Las penas, en el sistema penal, cumplen una doble función. Por un lado, tienen un propósito disuasorio: conseguir que los potenciales infractores desistan de cometer delitos haciéndoles saber con el ejemplo que corren el riesgo de pasar varios años en una cárcel. Por otro, la pena cumple una función retributiva, con el objeto simbólico de reparar el daño causado y brindar a la víctima y a sus familiares la satisfacción psicológica de que se ha hecho justicia. Naturalmente, cuando se trata de un homicidio la reparación es más difícil, pero entran a jugar otros principios vinculados con la humanización del derecho penal y la prohibición de la pena de muerte que suponen un avance sobre la milenaria ley del talión que proclamaba el “ojo por ojo, diente por diente”.

Es sabido que el efecto disuasorio consigue alcanzar verdaderamente sus propósitos cuando existe la extendida opinión de que los infractores van a recibir su merecido castigo. Es decir que más importante que el monto de la pena es conseguir la mayor eficacia en la persecución de los delitos, de modo que los ciudadanos internalicen el convencimiento de que no habrá impunidad que los ponga a salvo del brazo de la ley. No se trata, como proclama el populismo penal, de incrementar el monto de las penas, sino de conseguir aprehender rápidamente a los verdaderos autores.

La eficacia en la persecución penal neutraliza también el deseo de tomar la justicia por mano propia. Es sabido que en la mayoría de los crímenes que se cometen para vengar la acción de un presunto delincuente opera la desconfianza en la actuación policial o en la efectividad final de la Justicia. Es por este motivo que las posiciones ingenuas del garantismo penal, creando artificios procesales que no toman en consideración el dolor de las víctimas, propician, de un modo no calculado, que los familiares acudan a tomar la justicia por mano propia.

Últimamente se han encendido todas las alarmas al comprobar que se vienen repitiendo palizas contra supuestos ladrones o motochorros, episodios que en alguna ocasión han terminado con la vida del presunto delincuente. Naturalmente, el remedio al problema de la inseguridad no puede provenir de conductas perpetradas al margen de la ley y fruto de la violencia de las multitudes. Pero para eso hace falta brindar la imagen de que la Justicia intervendrá de un modo eficaz y que, por ejemplo, los autores de graves delitos que han herido la sensibilidad de la sociedad no saldrán al día siguiente a deambular tranquilamente por las calles como si nada hubiera acontecido.

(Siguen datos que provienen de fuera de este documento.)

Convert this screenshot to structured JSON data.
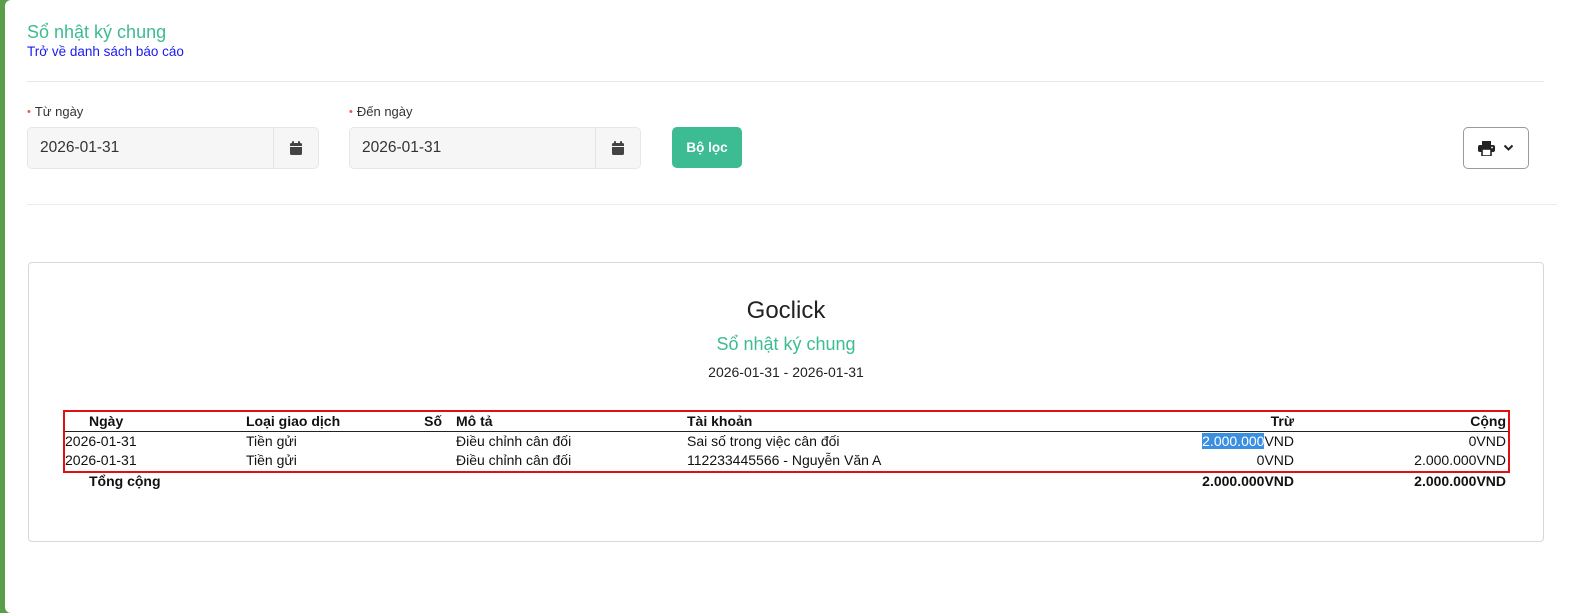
{
  "header": {
    "title": "Sổ nhật ký chung",
    "back_link": "Trở về danh sách báo cáo"
  },
  "filters": {
    "from_label": "Từ ngày",
    "from_value": "2026-01-31",
    "to_label": "Đến ngày",
    "to_value": "2026-01-31",
    "required_mark": "•",
    "filter_button": "Bộ lọc",
    "icons": {
      "calendar": "calendar-icon",
      "print": "print-icon",
      "dropdown": "chevron-down-icon"
    }
  },
  "report": {
    "company": "Goclick",
    "title": "Sổ nhật ký chung",
    "date_range": "2026-01-31 - 2026-01-31",
    "columns": {
      "date": "Ngày",
      "type": "Loại giao dịch",
      "number": "Số",
      "description": "Mô tả",
      "account": "Tài khoản",
      "debit": "Trừ",
      "credit": "Cộng"
    },
    "rows": [
      {
        "date": "2026-01-31",
        "type": "Tiền gửi",
        "number": "",
        "description": "Điều chỉnh cân đối",
        "account": "Sai số trong việc cân đối",
        "debit_amount": "2.000.000",
        "debit_unit": "VND",
        "credit": "0VND"
      },
      {
        "date": "2026-01-31",
        "type": "Tiền gửi",
        "number": "",
        "description": "Điều chỉnh cân đối",
        "account": "112233445566 - Nguyễn Văn A",
        "debit_amount": "0",
        "debit_unit": "VND",
        "credit": "2.000.000VND"
      }
    ],
    "total": {
      "label": "Tổng cộng",
      "debit": "2.000.000VND",
      "credit": "2.000.000VND"
    }
  },
  "colors": {
    "accent": "#3dbb93",
    "link": "#1a1aee",
    "highlight_border": "#e01010",
    "selection": "#3a8fe0",
    "window_frame": "#5a9e4a"
  }
}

Dentro de esta categoría de la justicia por mano propia deben incluirse todos estos episodios que han adquirido habitualidad y que convierten en un infierno el tránsito por nuestras ciudades y rutas; corte de calles, ocupación de edificios públicos por reivindicaciones salariales, usurpación de viviendas, etcétera son consecuencia de una grave confusión: la creencia de que cualquier grupo social tiene derecho a utilizar cualquier forma de violencia extorsiva si lo hace para alcanzar objetivos que considera legítimos.

Cuando el Estado se ausenta, surge la tentación de tomar la justicia por mano propia. Pero un Estado de derecho no puede permitir que los ciudadanos se arroguen el derecho a responder a la violencia con otra de similar factura. Menos aún que se prodiguen brutales castigos físicos o un trato degradante a personas detenidas in fraganti delito. No ayuda a obtener este resultado el que sea el propio gobierno el que propicie luego “escraches” u otras formas veladas de violencia militante. Como señalaba el maestro Gandhi, si practicamos el ojo por ojo corremos el riesgo de quedar pronto todos ciegos.